England is expected to name the same squad that accounted for New Zealand 28-6 last week.
Watch Out Kangaroos: Young fullback Sam Tomkins looks to be the superstar that England have been waiting for. The dynamic 22-year-old has arguably been the standout performer of the Four Nations in 201 – blitzing Wales for four tries in the tournament opener three weeks ago, troubling Australia a week later and running circles around New Zealand last Saturday. Blessed with dazzling footwork and scintillating, he is the X-Factor that threatens to throw a spanner in Australia’s defensive works.
Watch Out England: Back from his one-match suspension in time for the final, Kangaroos back-rower Tony Williams is set to again make England’s life miserable in the final following two destructive performances in the round matches. Weighing in at a monstrous 118kg, Williams terrorised England a fortnight ago – sending Chris Heighington flying on his way to scoring Australia’s second try and running for 118 metres in a match-defining performance. He will again take plenty of stopping this weekend.
Plays To Watch: Australia’s edge defenders need to be on the ball against an English side that loves to spread the ball wide. In particular they must keep a close eye on halfback Rangi Chase, who will often dummy repeatedly to his line runners before firing the ball out wide. England scored their first try against New Zealand in this exact fashion and found similar success against Wales with this play a fortnight earlier.
Australia are the masters of the second-man play and are certain to test the host’s ability to read in defence – particularly on England’s right side. The presence of Darius Boyd at fullback suggests the Kangaroos will at some stage adopt the second-man play, with Boyd wrapping around the back of a decoy runner before putting his winger in space.
The History: Played 10, Australia 7, England 2, drawn 1. Australia boasts a dominant record against England with just two losses and a draw in their 10 meetings – the most recent coming two weeks ago. In fact, it is now 16 years since England last tasted victory against Australia when they won a thriller 20-16 at the 1995 World Cup – the four-point margin also their biggest ever win over the Kangaroos (although playing as Great Britain they did manage a 23-12 win during the 2006 Tri Nations at the Sydney Football Stadium). Australia’s biggest win over England was a 52-4 thrashing in Melbourne three years ago.
Last Time They Met: Australia secured their place in this year’s Four Nations final with a 36-20 win over a gallant England two weeks ago. It was a tough slog for the Aussies, who conceded the first try and enjoyed some good fortune with the match on the line early in the second half when England winger Tom Briscoe was denied a fair try early in the second stanza. Having trailed 4-0 early, tries to Luke Lewis, Tony Williams and Greg Inglis gave Australia an 18-8 lead shortly after the half-time break and they took advantage of Briscoe’s misfortune to run away with the result soon after.
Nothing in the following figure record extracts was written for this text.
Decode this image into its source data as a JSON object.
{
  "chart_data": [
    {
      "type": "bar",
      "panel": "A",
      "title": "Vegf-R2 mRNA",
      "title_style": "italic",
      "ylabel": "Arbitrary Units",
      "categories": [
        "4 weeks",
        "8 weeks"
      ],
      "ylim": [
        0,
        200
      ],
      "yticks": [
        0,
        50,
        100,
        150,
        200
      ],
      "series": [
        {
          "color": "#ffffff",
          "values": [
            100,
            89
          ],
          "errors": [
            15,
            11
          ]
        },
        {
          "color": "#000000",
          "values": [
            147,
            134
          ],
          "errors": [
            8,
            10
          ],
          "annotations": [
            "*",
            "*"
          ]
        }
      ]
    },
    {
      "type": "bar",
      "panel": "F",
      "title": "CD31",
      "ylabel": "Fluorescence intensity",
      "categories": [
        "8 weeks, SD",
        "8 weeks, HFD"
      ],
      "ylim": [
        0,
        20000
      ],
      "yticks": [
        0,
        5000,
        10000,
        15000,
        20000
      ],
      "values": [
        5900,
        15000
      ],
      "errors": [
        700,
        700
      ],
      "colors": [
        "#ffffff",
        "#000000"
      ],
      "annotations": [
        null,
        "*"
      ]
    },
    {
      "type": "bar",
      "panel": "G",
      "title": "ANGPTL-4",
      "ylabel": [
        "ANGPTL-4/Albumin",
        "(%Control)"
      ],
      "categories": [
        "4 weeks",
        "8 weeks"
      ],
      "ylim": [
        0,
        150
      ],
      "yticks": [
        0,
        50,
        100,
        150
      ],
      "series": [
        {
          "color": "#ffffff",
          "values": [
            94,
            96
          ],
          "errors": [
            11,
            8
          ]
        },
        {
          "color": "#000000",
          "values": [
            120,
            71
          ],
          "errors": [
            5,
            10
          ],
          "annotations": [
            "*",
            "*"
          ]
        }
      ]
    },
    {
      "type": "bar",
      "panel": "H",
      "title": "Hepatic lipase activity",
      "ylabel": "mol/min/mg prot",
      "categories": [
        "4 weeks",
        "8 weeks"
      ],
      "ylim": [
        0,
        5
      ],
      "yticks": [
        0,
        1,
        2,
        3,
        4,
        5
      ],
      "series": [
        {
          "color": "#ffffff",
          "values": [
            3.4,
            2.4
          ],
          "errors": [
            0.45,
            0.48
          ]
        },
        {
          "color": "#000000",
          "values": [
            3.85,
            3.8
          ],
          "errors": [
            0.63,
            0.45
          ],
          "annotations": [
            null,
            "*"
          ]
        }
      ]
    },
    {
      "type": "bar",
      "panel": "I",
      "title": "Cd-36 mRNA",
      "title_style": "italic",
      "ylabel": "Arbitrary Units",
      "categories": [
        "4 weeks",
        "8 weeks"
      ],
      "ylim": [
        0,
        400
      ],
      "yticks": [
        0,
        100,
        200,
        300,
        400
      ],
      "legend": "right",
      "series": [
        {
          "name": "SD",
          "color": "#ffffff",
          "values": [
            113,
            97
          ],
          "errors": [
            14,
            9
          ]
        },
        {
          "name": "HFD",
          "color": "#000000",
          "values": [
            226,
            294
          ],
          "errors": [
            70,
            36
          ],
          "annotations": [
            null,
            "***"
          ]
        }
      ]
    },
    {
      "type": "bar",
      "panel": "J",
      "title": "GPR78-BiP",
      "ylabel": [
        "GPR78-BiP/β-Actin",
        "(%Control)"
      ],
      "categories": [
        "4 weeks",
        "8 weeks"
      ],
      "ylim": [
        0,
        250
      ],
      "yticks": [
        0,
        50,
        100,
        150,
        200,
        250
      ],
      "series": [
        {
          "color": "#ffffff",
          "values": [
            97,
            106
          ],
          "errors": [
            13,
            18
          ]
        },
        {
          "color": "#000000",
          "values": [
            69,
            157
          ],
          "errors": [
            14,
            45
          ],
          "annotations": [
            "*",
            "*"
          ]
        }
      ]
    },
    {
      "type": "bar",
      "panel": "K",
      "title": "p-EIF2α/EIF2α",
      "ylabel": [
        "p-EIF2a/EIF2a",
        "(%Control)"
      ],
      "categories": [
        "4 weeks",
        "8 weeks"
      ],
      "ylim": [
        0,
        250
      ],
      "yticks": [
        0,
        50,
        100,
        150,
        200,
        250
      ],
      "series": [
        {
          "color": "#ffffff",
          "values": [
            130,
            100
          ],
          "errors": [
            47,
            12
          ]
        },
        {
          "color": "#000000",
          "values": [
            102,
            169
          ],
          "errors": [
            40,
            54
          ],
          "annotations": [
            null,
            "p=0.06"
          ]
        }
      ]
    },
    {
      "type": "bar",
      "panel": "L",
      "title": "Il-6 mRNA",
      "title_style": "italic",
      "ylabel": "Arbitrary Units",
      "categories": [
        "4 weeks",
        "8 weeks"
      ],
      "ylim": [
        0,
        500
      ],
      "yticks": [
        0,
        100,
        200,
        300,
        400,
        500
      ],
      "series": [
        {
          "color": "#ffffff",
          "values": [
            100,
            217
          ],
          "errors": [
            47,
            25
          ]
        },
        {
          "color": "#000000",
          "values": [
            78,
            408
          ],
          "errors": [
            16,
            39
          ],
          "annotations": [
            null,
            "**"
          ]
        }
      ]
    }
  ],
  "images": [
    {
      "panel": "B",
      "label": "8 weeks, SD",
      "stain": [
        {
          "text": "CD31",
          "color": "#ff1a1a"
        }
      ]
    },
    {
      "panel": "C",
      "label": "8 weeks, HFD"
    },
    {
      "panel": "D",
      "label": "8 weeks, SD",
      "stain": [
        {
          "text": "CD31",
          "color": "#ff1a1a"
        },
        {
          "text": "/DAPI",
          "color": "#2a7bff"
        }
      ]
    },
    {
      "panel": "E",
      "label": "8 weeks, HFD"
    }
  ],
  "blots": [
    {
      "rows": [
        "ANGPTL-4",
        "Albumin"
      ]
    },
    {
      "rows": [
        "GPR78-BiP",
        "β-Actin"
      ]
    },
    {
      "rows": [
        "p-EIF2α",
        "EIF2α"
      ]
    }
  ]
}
Conclusion: This promises to be the most enthralling Australia-England rugby league Test in years. England’s resurgence as an international force isn’t yet complete but they boast plenty of talent and have been in fine form throughout this year’s Four Nations. Still, toppling this Australian side will be no simple task.
Darren Lockyer’s impending retirement has the Kangaroos fired up to finish the job and although star fullback Billy Slater is missing through injury, the presence of their other big three in Lockyer, Johnathan Thurston and Cameron Smith is crucial. Australia will be confident of scoring yet another trophy and they deserve their favouritism.
Match Officials: Referee – Matt Cecchin; Sideline Officials – James Child & Shane Rehm; Video Referee – Ian Smith.
Televised: Channel Nine – Live, Sunday, 4.45am; Fox Sports 1 – Delayed 7am.